Moonshine refers to illicitly distilled or smuggled liquor, first seen in 1785.

Nothing was described as moonlit until as recently as 1819.

Moonbeams have only been around since the 1580s.

The moonrace began in 1963.

Moonglow is a term coined in 1926.

Moonscape was first used in 1926.

Moonlight has been used since the 1670s.

Moonwalk was first used in 1966, despite Neil Armstrong not getting there for another three years. The dance move of the same name popularized by Michael Jackson was not coined until 1983.

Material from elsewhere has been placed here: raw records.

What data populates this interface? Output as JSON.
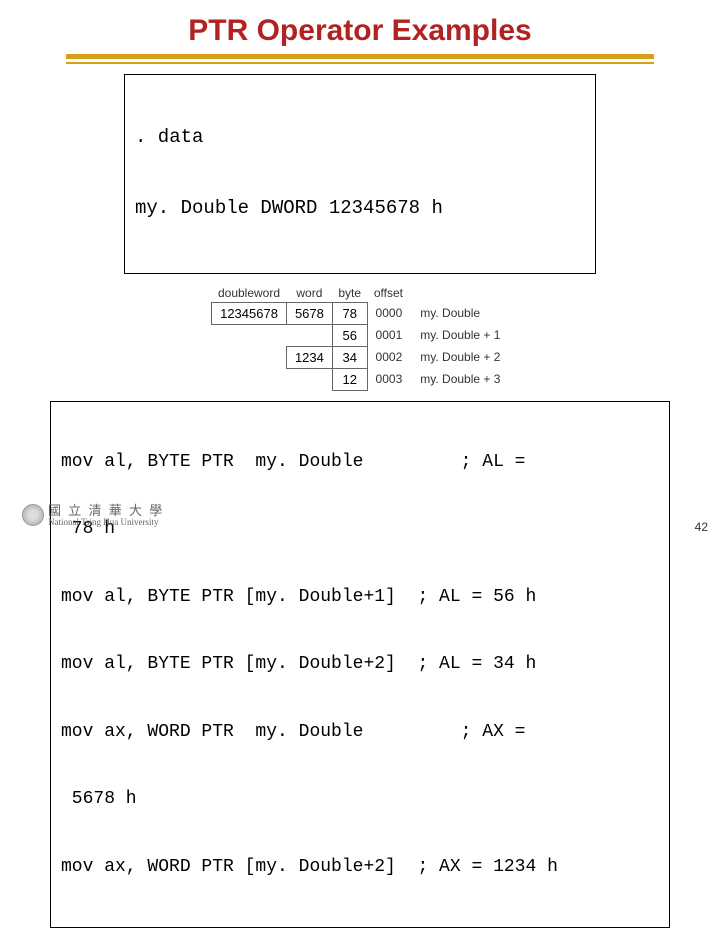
{
  "title": "PTR Operator Examples",
  "dataBlock": {
    "line1": ". data",
    "line2": "my. Double DWORD 12345678 h"
  },
  "memTable": {
    "headers": {
      "dword": "doubleword",
      "word": "word",
      "byte": "byte",
      "offset": "offset"
    },
    "rows": [
      {
        "dword": "12345678",
        "word": "5678",
        "byte": "78",
        "offset": "0000",
        "label": "my. Double"
      },
      {
        "dword": "",
        "word": "",
        "byte": "56",
        "offset": "0001",
        "label": "my. Double + 1"
      },
      {
        "dword": "",
        "word": "1234",
        "byte": "34",
        "offset": "0002",
        "label": "my. Double + 2"
      },
      {
        "dword": "",
        "word": "",
        "byte": "12",
        "offset": "0003",
        "label": "my. Double + 3"
      }
    ],
    "style": {
      "border_color": "#666666",
      "header_fontsize": 12,
      "cell_fontsize": 13,
      "text_color": "#000000",
      "label_color": "#333333"
    }
  },
  "movBlock": {
    "l1a": "mov al, BYTE PTR  my. Double         ; AL =",
    "l1b": " 78 h",
    "l2": "mov al, BYTE PTR [my. Double+1]  ; AL = 56 h",
    "l3": "mov al, BYTE PTR [my. Double+2]  ; AL = 34 h",
    "l4a": "mov ax, WORD PTR  my. Double         ; AX =",
    "l4b": " 5678 h",
    "l5": "mov ax, WORD PTR [my. Double+2]  ; AX = 1234 h"
  },
  "pagenum": "42",
  "university": {
    "cn": "國 立 清 華 大 學",
    "en": "National Tsing Hua University"
  },
  "colors": {
    "title": "#b22222",
    "underline": "#d4a017",
    "background": "#ffffff",
    "border": "#000000"
  }
}
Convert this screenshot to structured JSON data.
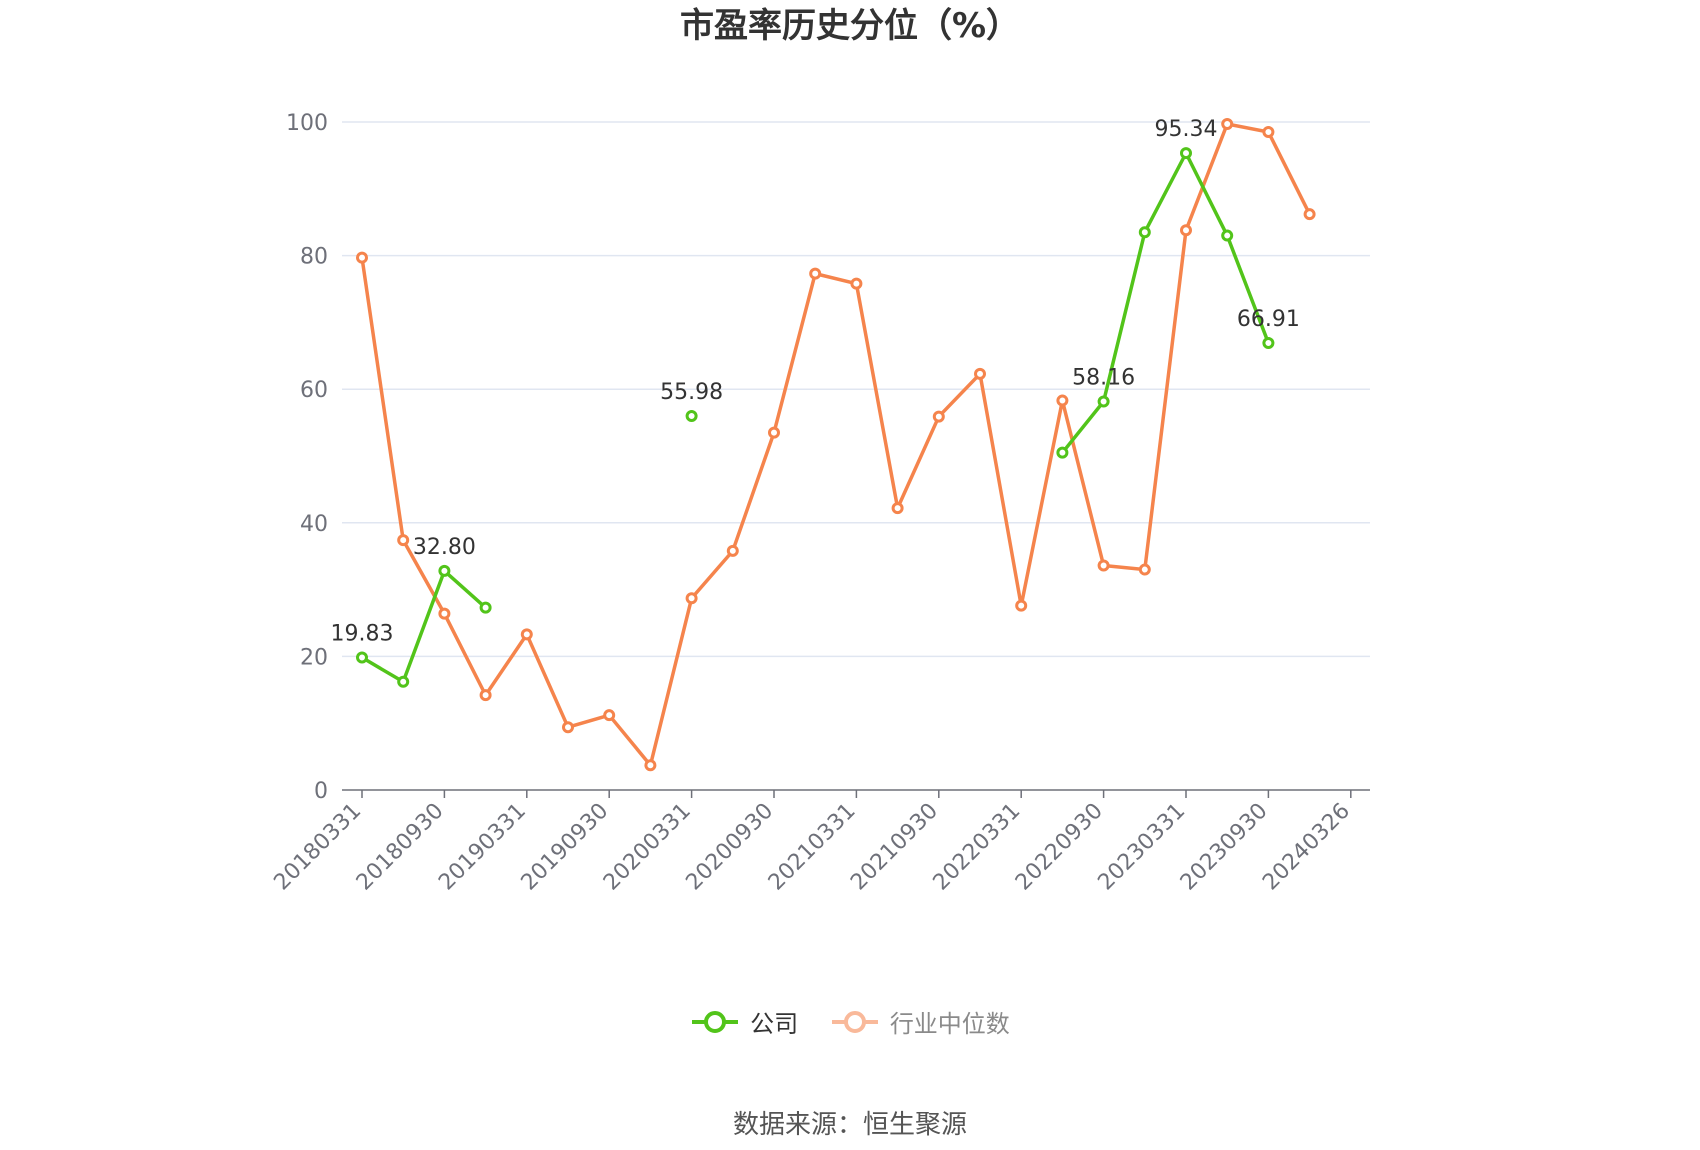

Moonglade is a delicious expression and first used in 1860 to describe a track of moonlight on the water.


Moondoggle is a phrase coined in the 1960s by those who were skeptical of any financial benefits derived from space travel. Those same people who have Velcro fasteners on their trainers and Teflon coating on their pots and pans, I assume. Or perhaps they don’t have any uses for freeze drying, memory foam, scratch resistant spectacles, wireless headphones, air purifiers, solar cells, cochlear implants, shoe insoles, water filters, GPS, shoe insoles, foil blankets, power tools, camera phones, and how many more do you want? Incidentally, some idiot once told me his rationale for saying the moon landings didn’t happen was that a survey revealed one in six agreed with him.